Using the appropriate data type also ensures that DB2 will perform the proper integrity checks on the columns when data is entered, instead of requiring application logic to ensure that valid dates are entered.

On Date Formats

Regular readers of my blog know that from time to time I use the blog as a forum to answer questions I get via e-mail. Today, we address a popular theme - dealing with DB2 date data...

Q:I have a DATE column in a DB2 table, but I do not want it to display the way DB2 displays it by default. How can I get a date format retrieved from a column in a table from DB2 database in the format MM/DD/YYYY?
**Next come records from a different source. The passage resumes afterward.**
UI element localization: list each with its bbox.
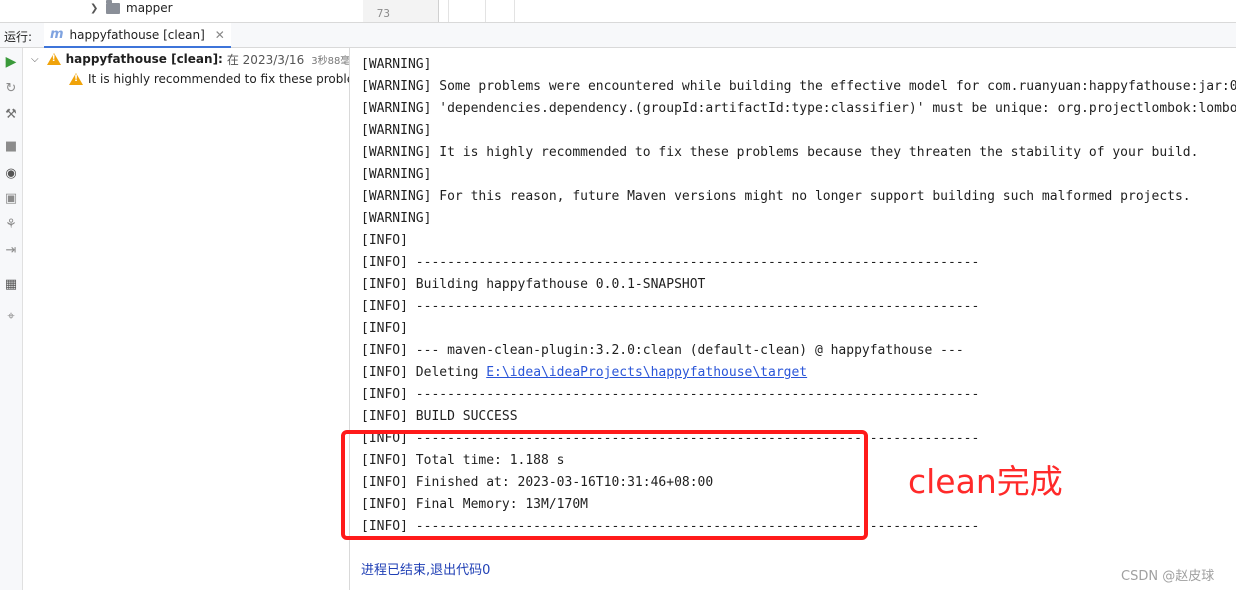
console-line: [INFO] --- maven-clean-plugin:3.2.0:clea…	[361, 343, 964, 358]
highlight-box	[341, 430, 868, 540]
tree-row-root[interactable]: ⌵ happyfathouse [clean]: 在 2023/3/16 3秒8…	[31, 50, 350, 68]
console-line: [INFO] ---------------------------------…	[361, 255, 980, 270]
console-line: [WARNING]	[361, 123, 432, 138]
rerun-failed-icon[interactable]: ↻	[3, 80, 19, 96]
maven-icon: m	[50, 27, 64, 42]
console-line: [INFO]	[361, 321, 408, 336]
wrench-icon[interactable]: ⚒	[3, 106, 19, 122]
exit-icon[interactable]: ⇥	[3, 242, 19, 258]
tab-run-configuration[interactable]: m happyfathouse [clean] ✕	[44, 23, 231, 48]
debug-icon[interactable]: ⚘	[3, 216, 19, 232]
tree-root-name: happyfathouse [clean]:	[65, 52, 223, 66]
editor-top-strip: ❯ mapper 73	[0, 0, 1236, 22]
chevron-right-icon[interactable]: ❯	[90, 3, 100, 14]
camera-icon[interactable]: ▣	[3, 190, 19, 206]
close-icon[interactable]: ✕	[215, 28, 225, 42]
watermark: CSDN @赵皮球	[1121, 569, 1215, 584]
console-line: [WARNING]	[361, 57, 432, 72]
build-tree-panel: ⌵ happyfathouse [clean]: 在 2023/3/16 3秒8…	[23, 48, 350, 590]
process-exit-message: 进程已结束,退出代码0	[361, 563, 491, 578]
console-line: [INFO] ---------------------------------…	[361, 387, 980, 402]
console-line: [WARNING] 'dependencies.dependency.(grou…	[361, 101, 1236, 116]
console-line: [WARNING]	[361, 167, 432, 182]
stop-icon[interactable]: ■	[3, 138, 19, 154]
console-line-prefix: [INFO] Deleting	[361, 365, 487, 380]
tree-row-child[interactable]: It is highly recommended to fix these pr…	[69, 70, 349, 88]
console-line: [INFO] ---------------------------------…	[361, 299, 980, 314]
run-tab-title: happyfathouse [clean]	[69, 27, 205, 42]
editor-gutter: 73	[363, 0, 439, 22]
console-line: [WARNING] For this reason, future Maven …	[361, 189, 1191, 204]
warning-icon	[69, 73, 83, 85]
console-line: [WARNING] It is highly recommended to fi…	[361, 145, 1199, 160]
tree-root-duration: 3秒88毫秒	[311, 55, 350, 67]
eye-icon[interactable]: ◉	[3, 165, 19, 181]
annotation-text: clean完成	[908, 462, 1063, 501]
editor-margin-line	[514, 0, 515, 22]
project-tree-item-mapper[interactable]: ❯ mapper	[90, 0, 173, 16]
console-line: [INFO] BUILD SUCCESS	[361, 409, 518, 424]
console-line: [WARNING] Some problems were encountered…	[361, 79, 1236, 94]
tree-child-text: It is highly recommended to fix these pr…	[88, 72, 349, 86]
console-line: [WARNING]	[361, 211, 432, 226]
delete-path-link[interactable]: E:\idea\ideaProjects\happyfathouse\targe…	[486, 365, 807, 380]
chevron-down-icon[interactable]: ⌵	[31, 54, 39, 65]
run-tool-window-header: 运行: m happyfathouse [clean] ✕	[0, 22, 1236, 48]
console-line: [INFO]	[361, 233, 408, 248]
editor-gutter-separator	[448, 0, 486, 22]
run-label: 运行:	[4, 30, 33, 44]
console-line-deleting: [INFO] Deleting E:\idea\ideaProjects\hap…	[361, 362, 807, 384]
console-line: [INFO] Building happyfathouse 0.0.1-SNAP…	[361, 277, 706, 292]
folder-icon	[106, 0, 120, 14]
tree-item-label: mapper	[126, 1, 173, 15]
pin-icon[interactable]: ⌖	[3, 308, 19, 324]
rerun-icon[interactable]: ▶	[3, 54, 19, 70]
layout-icon[interactable]: ▦	[3, 276, 19, 292]
line-number: 73	[376, 7, 390, 20]
warning-icon	[46, 53, 61, 65]
tree-root-time: 在 2023/3/16	[226, 52, 305, 67]
run-toolbar: ▶ ↻ ⚒ ■ ◉ ▣ ⚘ ⇥ ▦ ⌖	[0, 48, 23, 590]
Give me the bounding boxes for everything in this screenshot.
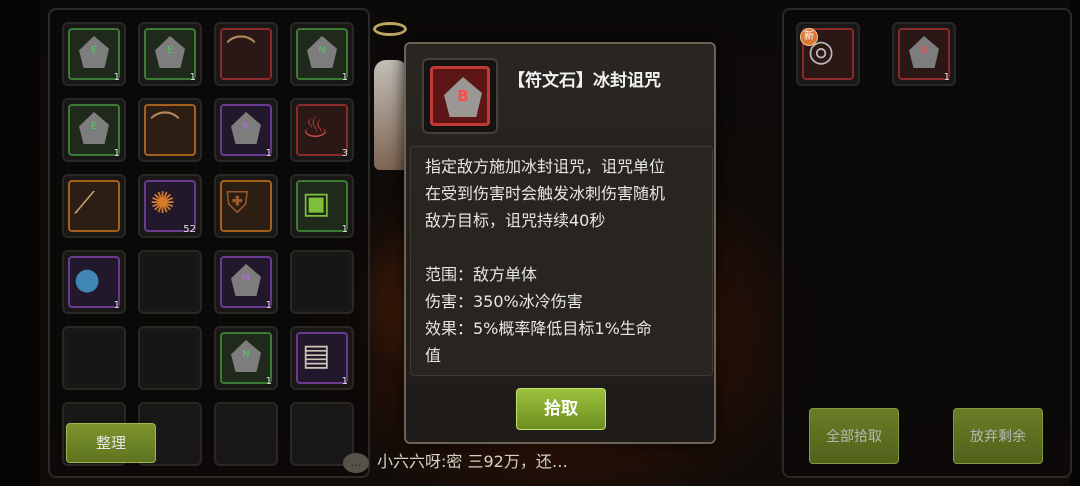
slot-frame — [68, 332, 120, 384]
rune-letter: B — [457, 87, 469, 105]
item-slot[interactable]: ✺ 52 — [138, 174, 202, 238]
rune-letter: B — [920, 45, 928, 56]
item-slot[interactable] — [138, 250, 202, 314]
rune-letter: N — [242, 349, 250, 360]
desc-line: 敌方目标，诅咒持续40秒 — [425, 211, 606, 230]
stat-line: 效果：5%概率降低目标1%生命 — [425, 319, 652, 338]
item-slot[interactable] — [214, 402, 278, 466]
desc-line: 在受到伤害时会触发冰刺伤害随机 — [425, 184, 666, 203]
desc-line: 指定敌方施加冰封诅咒，诅咒单位 — [425, 157, 666, 176]
inventory-panel: E 1 E 1 ⌒ N 1 E 1 ⌒ K 1 ♨ 3 ⟋ ✺ 52 ⛨ ▣ 1 ● 1 M 1 N 1 ▤ 1 — [48, 8, 370, 478]
item-count: 1 — [113, 300, 120, 311]
bow-icon: ⌒ — [226, 34, 256, 69]
item-count: 1 — [265, 148, 272, 159]
item-count: 1 — [265, 300, 272, 311]
item-slot[interactable]: ▤ 1 — [290, 326, 354, 390]
item-count: 1 — [341, 72, 348, 83]
chat-message: 小六六呀:密 三92万，还… — [377, 452, 568, 471]
halo-icon — [373, 22, 407, 36]
take-all-button[interactable]: 全部拾取 — [809, 408, 899, 464]
bow-icon: ⌒ — [150, 110, 180, 145]
item-slot[interactable]: ◎ 新 — [796, 22, 860, 86]
chat-line[interactable]: … 小六六呀:密 三92万，还… — [343, 448, 568, 473]
item-slot[interactable] — [290, 250, 354, 314]
item-tooltip-popup: B 【符文石】冰封诅咒 指定敌方施加冰封诅咒，诅咒单位 在受到伤害时会触发冰刺伤… — [404, 42, 716, 444]
rune-letter: K — [242, 121, 250, 132]
item-slot[interactable]: ⛨ — [214, 174, 278, 238]
item-count: 3 — [341, 148, 348, 159]
slot-frame — [144, 256, 196, 308]
rune-stone-icon: B — [444, 77, 482, 117]
rune-letter: E — [166, 45, 174, 56]
slot-frame — [144, 332, 196, 384]
item-title: 【符文石】冰封诅咒 — [508, 71, 661, 91]
item-slot[interactable]: ⌒ — [138, 98, 202, 162]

A:The simplest way to return a date in the format you desire is to use the built-in column function CHAR. Using this function you can convert a date column into any number of formats. The specific format you request, MM/DD/YYYY, is the USA date format. So, for example, to return the date in the format you requested for a column named START_DATE you would code the function as follows:

CHAR(START_DATE,USA)

The first argument is the column name and the second argument is the format. Consult the following table for a list of the date formats that are supported by DB2.

Name	Layout	Example
ISO	yyyy-mm-dd	2002-10-22
USA	mm/dd/yyyy	10/22/2002
EUR	dd.mm.yyyy	22.10.2002
JIS	yyyy-mm-dd	2002-10-22
LOCAL	Locally defined layout	N/A

You may also have an installation-defined date format that would be named LOCAL. For LOCAL, the date exit for ASCII data is DSNXVDTA, the date exit for EBCDIC is DSNXVDTX, and the date exit for Unicode is DSNXVDTU.

Of course, this is a simple date question... I will follow-up with some additional date-related questions and answers in my next couple of blog posts.